Raed, um motorista e amigo meu que é palestino de Jerusalém – também conhecido como 67 –, mora em Silwan. Ele comentou comigo diversas vezes as dificuldades impostas pelas autoridades israelenses para dar permissões para a construção ou reformas de casas de árabes na área, que fica em Jerusalém Oriental. Não é segredo para ninguém que Israel tenta dificultar ao máximo a vida dos moradores palestinos da cidade. Agora, ameaça demolir 88 casas destes palestinos que estariam irregulares. A ironia é que Israel nada faz para remover assentamentos construídos pelo próprio governo, como Maaleh Adumim, que são ilegais, segundo as leis internacionais e acordos firmados pelos governos israelenses. O pai de Raed nasceu em Jerusalém Oriental em uma casa localizada no que hoje é a praça diante do Muro das Lamentações. Na época, ele foi obrigado por Israel a se retirar e transferido para uma outra área de Jerusalém. O filho não corre este risco por enquanto, pois a sua casa não está entre as 88.

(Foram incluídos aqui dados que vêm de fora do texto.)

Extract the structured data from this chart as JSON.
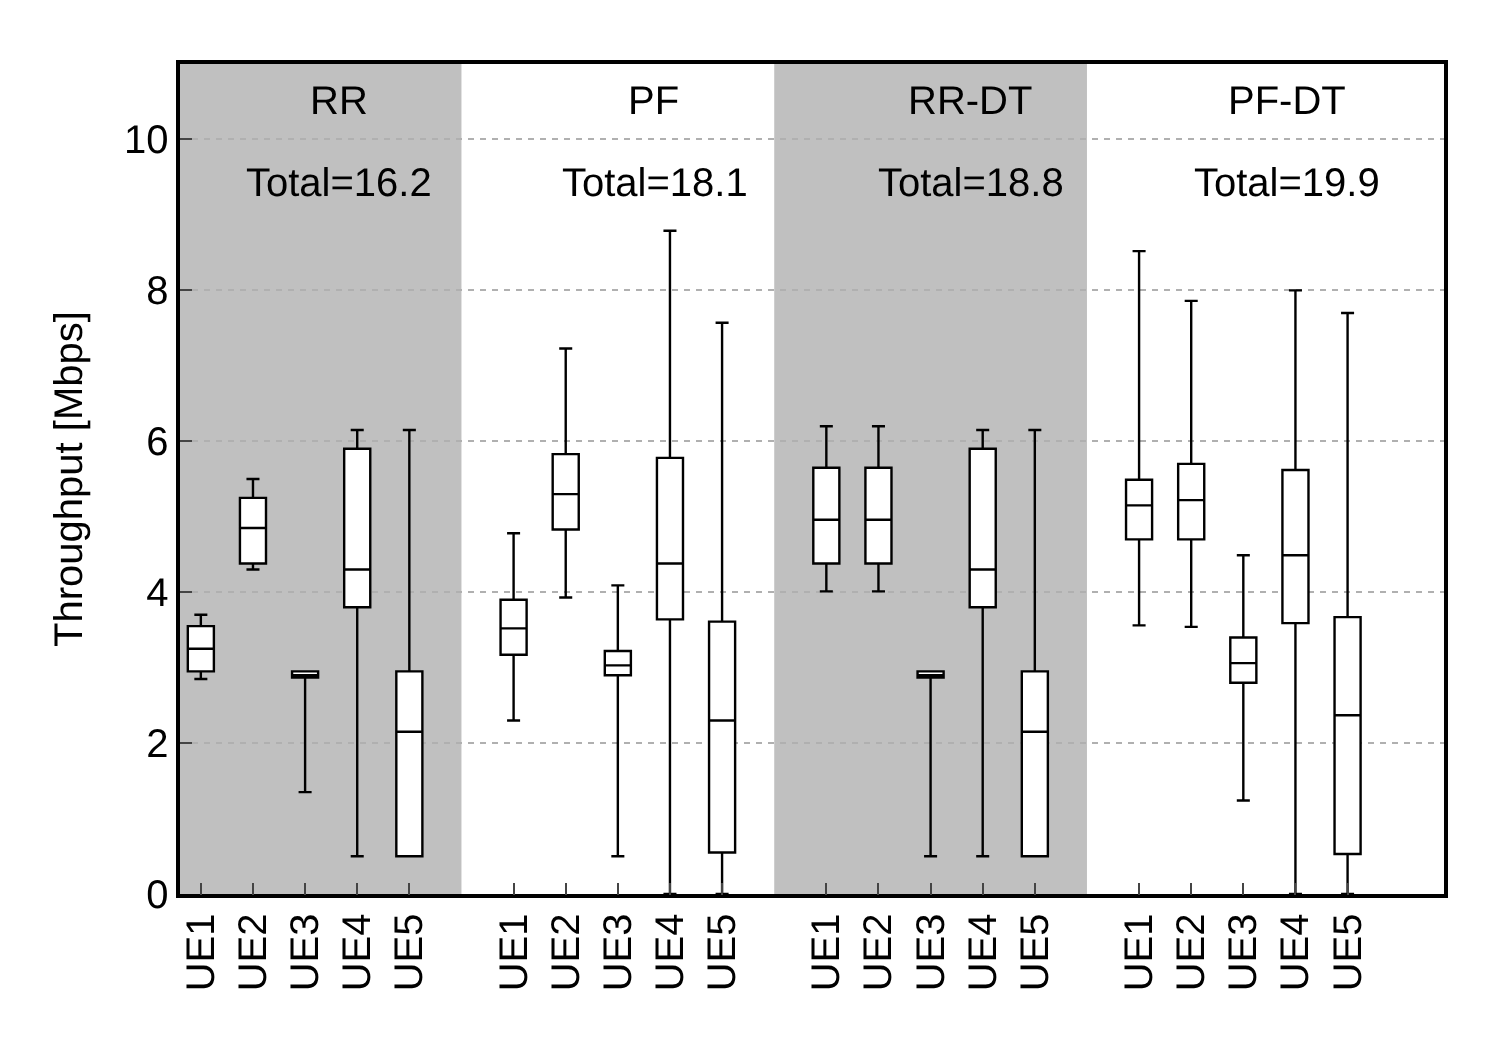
{
  "chart_data": {
    "type": "box",
    "ylabel": "Throughput [Mbps]",
    "categories": [
      "UE1",
      "UE2",
      "UE3",
      "UE4",
      "UE5",
      null,
      "UE1",
      "UE2",
      "UE3",
      "UE4",
      "UE5",
      null,
      "UE1",
      "UE2",
      "UE3",
      "UE4",
      "UE5",
      null,
      "UE1",
      "UE2",
      "UE3",
      "UE4",
      "UE5"
    ],
    "ylim": [
      0,
      11
    ],
    "yticks": [
      0,
      2,
      4,
      6,
      8,
      10
    ],
    "grid": "y",
    "color": "#000000",
    "boxes": [
      {
        "low": 2.85,
        "q1": 2.95,
        "median": 3.25,
        "q3": 3.55,
        "high": 3.7
      },
      {
        "low": 4.3,
        "q1": 4.38,
        "median": 4.85,
        "q3": 5.25,
        "high": 5.5
      },
      {
        "low": 1.35,
        "q1": 2.87,
        "median": 2.9,
        "q3": 2.95,
        "high": 2.95
      },
      {
        "low": 0.5,
        "q1": 3.8,
        "median": 4.3,
        "q3": 5.9,
        "high": 6.15
      },
      {
        "low": 0.5,
        "q1": 0.5,
        "median": 2.15,
        "q3": 2.95,
        "high": 6.15
      },
      null,
      {
        "low": 2.3,
        "q1": 3.17,
        "median": 3.52,
        "q3": 3.9,
        "high": 4.78
      },
      {
        "low": 3.93,
        "q1": 4.83,
        "median": 5.3,
        "q3": 5.83,
        "high": 7.23
      },
      {
        "low": 0.5,
        "q1": 2.9,
        "median": 3.03,
        "q3": 3.22,
        "high": 4.09
      },
      {
        "low": 0,
        "q1": 3.64,
        "median": 4.38,
        "q3": 5.78,
        "high": 8.79
      },
      {
        "low": 0,
        "q1": 0.55,
        "median": 2.3,
        "q3": 3.61,
        "high": 7.57
      },
      null,
      {
        "low": 4.01,
        "q1": 4.38,
        "median": 4.96,
        "q3": 5.65,
        "high": 6.2
      },
      {
        "low": 4.01,
        "q1": 4.38,
        "median": 4.96,
        "q3": 5.65,
        "high": 6.2
      },
      {
        "low": 0.5,
        "q1": 2.87,
        "median": 2.9,
        "q3": 2.95,
        "high": 2.95
      },
      {
        "low": 0.5,
        "q1": 3.8,
        "median": 4.3,
        "q3": 5.9,
        "high": 6.15
      },
      {
        "low": 0.5,
        "q1": 0.5,
        "median": 2.15,
        "q3": 2.95,
        "high": 6.15
      },
      null,
      {
        "low": 3.56,
        "q1": 4.7,
        "median": 5.15,
        "q3": 5.49,
        "high": 8.52
      },
      {
        "low": 3.54,
        "q1": 4.7,
        "median": 5.22,
        "q3": 5.7,
        "high": 7.86
      },
      {
        "low": 1.24,
        "q1": 2.8,
        "median": 3.06,
        "q3": 3.4,
        "high": 4.49
      },
      {
        "low": 0,
        "q1": 3.59,
        "median": 4.49,
        "q3": 5.62,
        "high": 8.0
      },
      {
        "low": 0,
        "q1": 0.53,
        "median": 2.37,
        "q3": 3.67,
        "high": 7.7
      }
    ],
    "annotations": [
      "RR",
      "Total=16.2",
      "PF",
      "Total=18.1",
      "RR-DT",
      "Total=18.8",
      "PF-DT",
      "Total=19.9"
    ]
  }
}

Indiretamente, Obama admite que o surge deu certo

Não fosse o plano do general David Petraeus, conhecido como “surge”, implementado pelo ex-presidente George W. Bush, de incrementar o número de tropas americanas no fim de 2006 para conter a violência, provavelmente o Iraque estaria em guerra civil hoje. A estratégia, adotada simultaneamente com uma aliança com autoridades tribais sunitas e um acordo para cessar-fogo de milícias xiitas, reduziu o número de vítimas americanas e estrangeiras no conflito.

Agora, graças ao sucesso, Obama, que segue os conselhos de Petraeus e manteve o secretário da Defesa de Bush, Robert Gates, na direção do Pentágono, será mais fácil aplicar algumas das recomendações do “Iraq Study Group”, comandado por James Baker, ex-secretário de Estado durante a administração de Bush pai. Entre elas, conforme Obama disse em discurso ontem, está a incorporação do Irã e da Síria no processo de estabilização do Iraque.

Hamas não aceitará pressão do Fatah para reconhecer Israel

O governo de união nacional palestino talvez não saia do papel. O presidente da Autoridade Palestina, Mahmoud Abbas, que lidera o Fatah, afirmou que, antes de formar a aliança, o Hamas precisa reconhecer a solução de “Dois Estados”, o que implica, indiretamente, no reconhecimento de Israel. A organização islâmica não aceitará a exigência e, consequentemente, os palestinos de Gaza devem ser os principais prejudicados.

Hezbollah faz ameaças a Israel por questões eleitorais

Naim Qassem, número 2 do Hezbollah, abaixo do xeque Hassan Nasrallah, disse em entrevista ao diário francês “Le Figaro” que sua organização está pronta para um conflito. Não duvido. Mas tampouco acredito que o grupo xiita entrará em confronto com Israel agora. Primeiro, porque o momento ideal já passou. Foi durante a guerra contra o Hamas em Gaza, quando seria bem mais complicado para Israel lutar em duas frentes. Em segundo lugar, porque o Hezbollah terá eleições em junho no Líbano, onde a coalizão da qual faz parte, comandada pelo líder cristão Michel Aoun, tem chances de vencer. Dificilmente a organização xiita teria, neste momento, coragem de bater de frente com o ex-general. Os cristãos têm direito a 50% das cadeiras no Parlamento em Beirute e é impossível chegar a qualquer lugar sem a ajuda deles.

Irã dá nome de rua a comandante militar do Hezbollah

Imad Mughnyieh, comandante militar do Hezbollah morto em atentado terrorista em Damasco há um ano, foi homenageado com o nome de uma rua em Teerã. Oficialmente, o grupo e o governo iraniano culpam Israel pelo assassinato. Mas, em Beirute, muitos acham improvável que uma figura como ele fosse morta na Síria sem pelo menos a ajuda de pessoas ligadas aos serviços de inteligência locais.